RECOMB 2018 is the 22nd edition of a series of well-established scientific conferences bridging the areas of computational, mathematical, statistical and biological sciences. The 2018 edition was held in Paris from April, 21st through 24th of 2018, and was preceded by a series of satellite workshops on the 19th-20th of April.
Luca Denti and Murray Patterson presented posters at the main conference titled:
- ASGAL: Aligning RNA-Seq Data to a Splicing Graph to Detect Novel Alternative Splicing Events which won best poster award (link to this poster, and preprint), and
- HapCHAT: Adaptive haplotype assembly for efficiently leveraging high coverage in long reads (link to this poster, and preprint).
Simone Ciccolella and Murray Patterson also presented a talk, as well as a poster at the Recomb-CCB satellite meeting of Recomb, both titled:
- Inferring Cancer Progression from Single Cell Sequencing while allowing loss of mutations
for which a preprint can be found here.
Gianluca Della Vedova has given the invited talk Character-based Phylogeny Construction and its Application to Tumor Evolution at the special session on Algorithms for biology at Computability in Europe 2017 in Turku (Finland).
Covering pairs in directed acyclic graphs, Yuri Pirola, LATA 2014 (slides).

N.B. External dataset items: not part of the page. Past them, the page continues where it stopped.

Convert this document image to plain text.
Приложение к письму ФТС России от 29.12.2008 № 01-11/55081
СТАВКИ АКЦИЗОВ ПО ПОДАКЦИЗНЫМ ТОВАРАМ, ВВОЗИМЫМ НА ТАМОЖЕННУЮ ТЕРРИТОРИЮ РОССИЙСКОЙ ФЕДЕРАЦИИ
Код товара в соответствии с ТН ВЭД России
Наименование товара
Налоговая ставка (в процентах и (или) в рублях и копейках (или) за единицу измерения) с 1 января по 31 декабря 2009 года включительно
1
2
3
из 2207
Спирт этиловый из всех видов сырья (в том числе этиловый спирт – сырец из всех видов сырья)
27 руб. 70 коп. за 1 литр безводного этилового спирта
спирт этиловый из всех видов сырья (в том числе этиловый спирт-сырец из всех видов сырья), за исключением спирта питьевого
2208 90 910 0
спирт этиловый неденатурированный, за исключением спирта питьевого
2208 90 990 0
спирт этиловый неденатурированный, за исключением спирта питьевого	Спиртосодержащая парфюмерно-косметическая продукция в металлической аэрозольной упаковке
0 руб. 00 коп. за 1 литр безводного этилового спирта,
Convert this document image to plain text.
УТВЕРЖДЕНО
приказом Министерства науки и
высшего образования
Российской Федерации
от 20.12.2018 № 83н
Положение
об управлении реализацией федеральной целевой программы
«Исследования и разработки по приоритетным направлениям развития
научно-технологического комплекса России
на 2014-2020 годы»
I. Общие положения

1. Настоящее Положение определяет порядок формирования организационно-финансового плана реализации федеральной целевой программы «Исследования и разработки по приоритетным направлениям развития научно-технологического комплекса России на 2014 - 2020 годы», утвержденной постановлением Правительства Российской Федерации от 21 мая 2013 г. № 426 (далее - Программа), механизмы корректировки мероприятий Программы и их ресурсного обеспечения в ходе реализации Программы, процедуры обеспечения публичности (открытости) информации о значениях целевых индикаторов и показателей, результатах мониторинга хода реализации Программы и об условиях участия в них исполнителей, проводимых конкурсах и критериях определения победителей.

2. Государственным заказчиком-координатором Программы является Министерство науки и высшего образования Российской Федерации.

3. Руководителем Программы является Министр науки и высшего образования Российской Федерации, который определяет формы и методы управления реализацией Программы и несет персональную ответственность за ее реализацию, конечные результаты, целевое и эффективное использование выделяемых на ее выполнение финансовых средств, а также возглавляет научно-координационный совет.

- The Minimum Path Cover problem on directed acyclic graphs (DAGs) is a classical problem that provides a clear and simple mathematical formulation for several applications in different areas and that has an efficient algorithmic solution. In this paper, we study the computational complexity of two constrained variants of Minimum Path Cover motivated by the recent introduction of next-generation sequencing technologies in bioinformatics. The first problem (MinPCRP), given a DAG and a set of pairs of vertices, asks for a minimum cardinality set of paths “covering” all the vertices such that both vertices of each pair belong to the same path. For this problem, we show that, while it is NP-hard to compute if there exists a solution consisting of at most three paths, it is possible to decide in polynomial time whether a solution consisting of at most two paths exists. The second problem (MaxRPSP), given a DAG and a set of pairs of vertices, asks for a single path containing the maximum number of the given pairs of vertices. We show its NP-hardness and also its W-hardness when parametrized by the number of covered pairs. On the positive side, we give a fixed-parameter algorithm when the parameter is the maximum overlapping degree, a natural parameter in the bioinformatics applications of the problem.

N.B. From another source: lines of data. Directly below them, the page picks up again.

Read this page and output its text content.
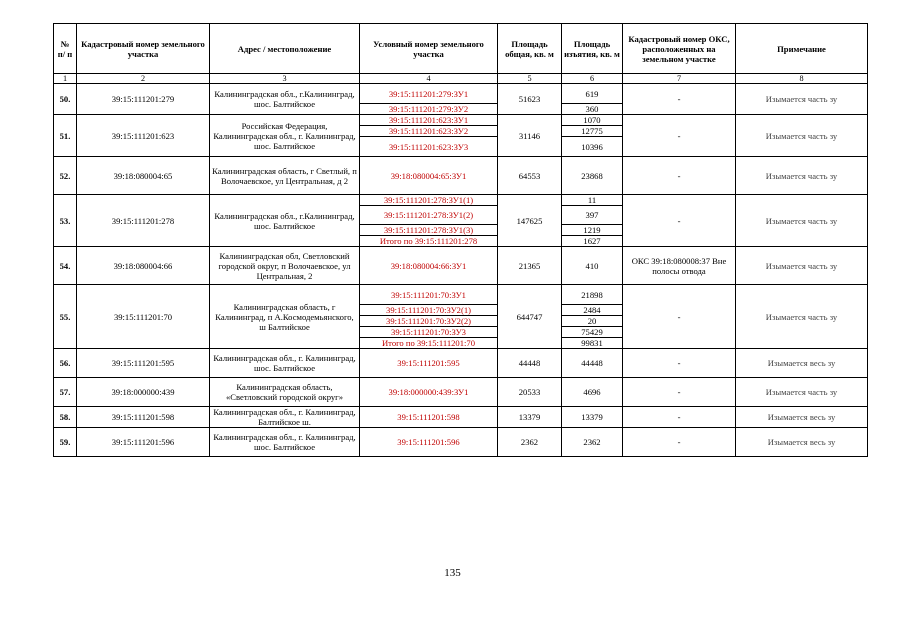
№ п/ п	Кадастровый номер земельного участка	Адрес / местоположение	Условный номер земельного участка	Площадь общая, кв. м	Площадь изъятия, кв. м	Кадастровый номер ОКС, расположенных на земельном участке	Примечание
1	2	3	4	5	6	7	8
50.	39:15:111201:279	Калининградская обл., г.Калининград, шос. Балтийское	39:15:111201:279:ЗУ1	51623	619	-	Изымается часть зу
			39:15:111201:279:ЗУ2		360		
51.	39:15:111201:623	Российская Федерация, Калининградская обл., г. Калининград, шос. Балтийское	39:15:111201:623:ЗУ1	31146	1070	-	Изымается часть зу
			39:15:111201:623:ЗУ2		12775		
			39:15:111201:623:ЗУ3		10396		
52.	39:18:080004:65	Калининградская область, г Светлый, п Волочаевское, ул Центральная, д 2	39:18:080004:65:ЗУ1	64553	23868	-	Изымается часть зу
53.	39:15:111201:278	Калининградская обл., г.Калининград, шос. Балтийское	39:15:111201:278:ЗУ1(1)	147625	11	-	Изымается часть зу
			39:15:111201:278:ЗУ1(2)		397		
			39:15:111201:278:ЗУ1(3)		1219		
			Итого по 39:15:111201:278		1627		
54.	39:18:080004:66	Калининградская обл, Светловский городской округ, п Волочаевское, ул Центральная, 2	39:18:080004:66:ЗУ1	21365	410	ОКС 39:18:080008:37 Вне полосы отвода	Изымается часть зу
55.	39:15:111201:70	Калининградская область, г Калининград, п А.Космодемьянского, ш Балтийское	39:15:111201:70:ЗУ1	644747	21898	-	Изымается часть зу
			39:15:111201:70:ЗУ2(1)		2484		
			39:15:111201:70:ЗУ2(2)		20		
			39:15:111201:70:ЗУ3		75429		
			Итого по 39:15:111201:70		99831		
56.	39:15:111201:595	Калининградская обл., г. Калининград, шос. Балтийское	39:15:111201:595	44448	44448	-	Изымается весь зу
57.	39:18:000000:439	Калининградская область, «Светловский городской округ»	39:18:000000:439:ЗУ1	20533	4696	-	Изымается часть зу
58.	39:15:111201:598	Калининградская обл., г. Калининград, Балтийское ш.	39:15:111201:598	13379	13379	-	Изымается весь зу
59.	39:15:111201:596	Калининградская обл., г. Калининград, шос. Балтийское	39:15:111201:596	2362	2362	-	Изымается весь зу
135
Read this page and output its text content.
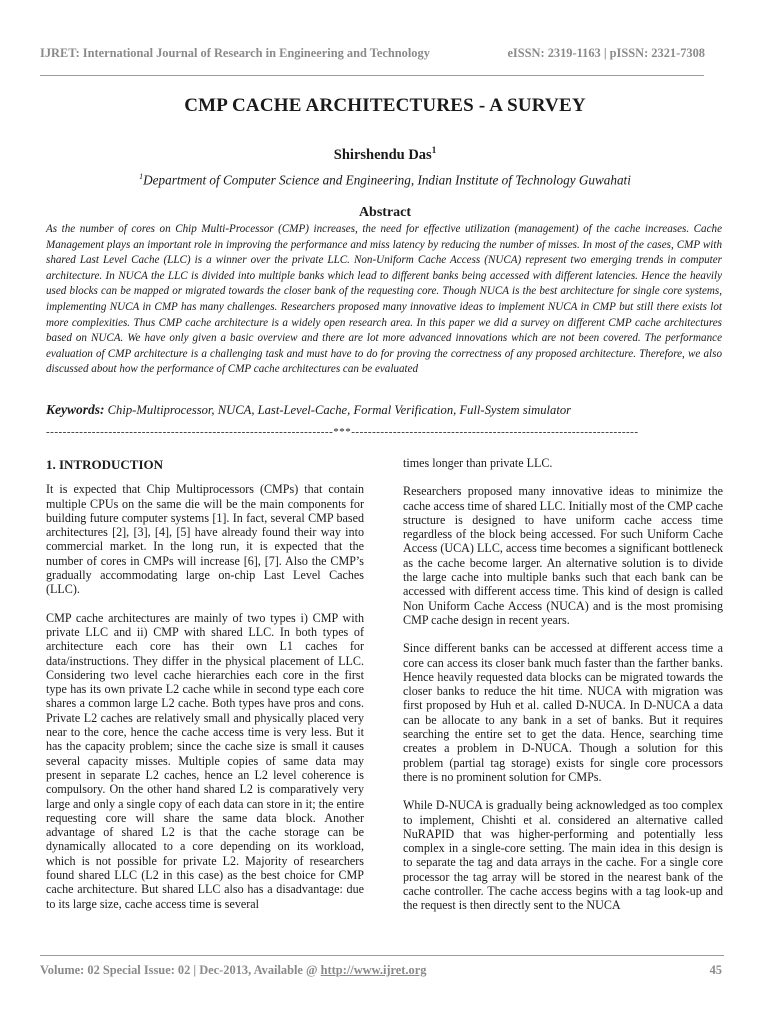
IJRET: International Journal of Research in Engineering and Technology	eISSN: 2319-1163 | pISSN: 2321-7308
CMP CACHE ARCHITECTURES - A SURVEY
Shirshendu Das$^1$
$^1$Department of Computer Science and Engineering, Indian Institute of Technology Guwahati
Abstract

As the number of cores on Chip Multi-Processor (CMP) increases, the need for effective utilization (management) of the cache increases. Cache Management plays an important role in improving the performance and miss latency by reducing the number of misses. In most of the cases, CMP with shared Last Level Cache (LLC) is a winner over the private LLC. Non-Uniform Cache Access (NUCA) represent two emerging trends in computer architecture. In NUCA the LLC is divided into multiple banks which lead to different banks being accessed with different latencies. Hence the heavily used blocks can be mapped or migrated towards the closer bank of the requesting core. Though NUCA is the best architecture for single core systems, implementing NUCA in CMP has many challenges. Researchers proposed many innovative ideas to implement NUCA in CMP but still there exists lot more complexities. Thus CMP cache architecture is a widely open research area. In this paper we did a survey on different CMP cache architectures based on NUCA. We have only given a basic overview and there are lot more advanced innovations which are not been covered. The performance evaluation of CMP architecture is a challenging task and must have to do for proving the correctness of any proposed architecture. Therefore, we also discussed about how the performance of CMP cache architectures can be evaluated

Keywords: Chip-Multiprocessor, NUCA, Last-Level-Cache, Formal Verification, Full-System simulator
---------------------------------------------------------------------***---------------------------------------------------------------------
1. INTRODUCTION

It is expected that Chip Multiprocessors (CMPs) that contain multiple CPUs on the same die will be the main components for building future computer systems [1]. In fact, several CMP based architectures [2], [3], [4], [5] have already found their way into commercial market. In the long run, it is expected that the number of cores in CMPs will increase [6], [7]. Also the CMP’s gradually accommodating large on-chip Last Level Caches (LLC).

CMP cache architectures are mainly of two types i) CMP with private LLC and ii) CMP with shared LLC. In both types of architecture each core has their own L1 caches for data/instructions. They differ in the physical placement of LLC. Considering two level cache hierarchies each core in the first type has its own private L2 cache while in second type each core shares a common large L2 cache. Both types have pros and cons. Private L2 caches are relatively small and physically placed very near to the core, hence the cache access time is very less. But it has the capacity problem; since the cache size is small it causes several capacity misses. Multiple copies of same data may present in separate L2 caches, hence an L2 level coherence is compulsory. On the other hand shared L2 is comparatively very large and only a single copy of each data can store in it; the entire requesting core will share the same data block. Another advantage of shared L2 is that the cache storage can be dynamically allocated to a core depending on its workload, which is not possible for private L2. Majority of researchers found shared LLC (L2 in this case) as the best choice for CMP cache architecture. But shared LLC also has a disadvantage: due to its large size, cache access time is several

times longer than private LLC.

Researchers proposed many innovative ideas to minimize the cache access time of shared LLC. Initially most of the CMP cache structure is designed to have uniform cache access time regardless of the block being accessed. For such Uniform Cache Access (UCA) LLC, access time becomes a significant bottleneck as the cache become larger. An alternative solution is to divide the large cache into multiple banks such that each bank can be accessed with different access time. This kind of design is called Non Uniform Cache Access (NUCA) and is the most promising CMP cache design in recent years.

Since different banks can be accessed at different access time a core can access its closer bank much faster than the farther banks. Hence heavily requested data blocks can be migrated towards the closer banks to reduce the hit time. NUCA with migration was first proposed by Huh et al. called D-NUCA. In D-NUCA a data can be allocate to any bank in a set of banks. But it requires searching the entire set to get the data. Hence, searching time creates a problem in D-NUCA. Though a solution for this problem (partial tag storage) exists for single core processors there is no prominent solution for CMPs.

While D-NUCA is gradually being acknowledged as too complex to implement, Chishti et al. considered an alternative called NuRAPID that was higher-performing and potentially less complex in a single-core setting. The main idea in this design is to separate the tag and data arrays in the cache. For a single core processor the tag array will be stored in the nearest bank of the cache controller. The cache access begins with a tag look-up and the request is then directly sent to the NUCA

Volume: 02 Special Issue: 02 | Dec-2013, Available @ http://www.ijret.org	45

Haplotype-based prediction of gene alleles using pedigrees and SNP genotypes, Yuri Pirola, ACM-BCB 2013 (slides).
- Computational methods for gene allele prediction have been proposed to substitute dedicated and expensive assays with cheaper in-silico analyses that operate on routinely collected data, such as SNP genotypes. Most of these methods are tailored to the needs and characteristics of human genetic studies where they achieve good prediction accuracy. However, genomic analyses are becoming increasingly important in livestock species too. For livestock species generally the underlying—usually quite large and complex—pedigree is known and available; this information is not fully exploited by current allele prediction methods.
In this work, we propose a new gene allele prediction method based on a simple, but robust, combinatorial formulation for the problem of discovering haplotype-allele associations. The inherent uncertainty of the haplotype inference process is reduced by taking into account the inheritance of gene alleles across the population pedigree while genotypes are phased. The accuracy of the method has been extensively evaluated on a representative real-world livestock dataset under several scenarios and choices of parameters. The median error rate ranged from 0.0537 to 0.0896, with an average of 0.0678; this is 21% better than another state-of-the-art prediction algorithm that does not use the pedigree information. The experimental results support the validity of the proposed approach and, in particular, of the use of pedigree information in gene allele predictions.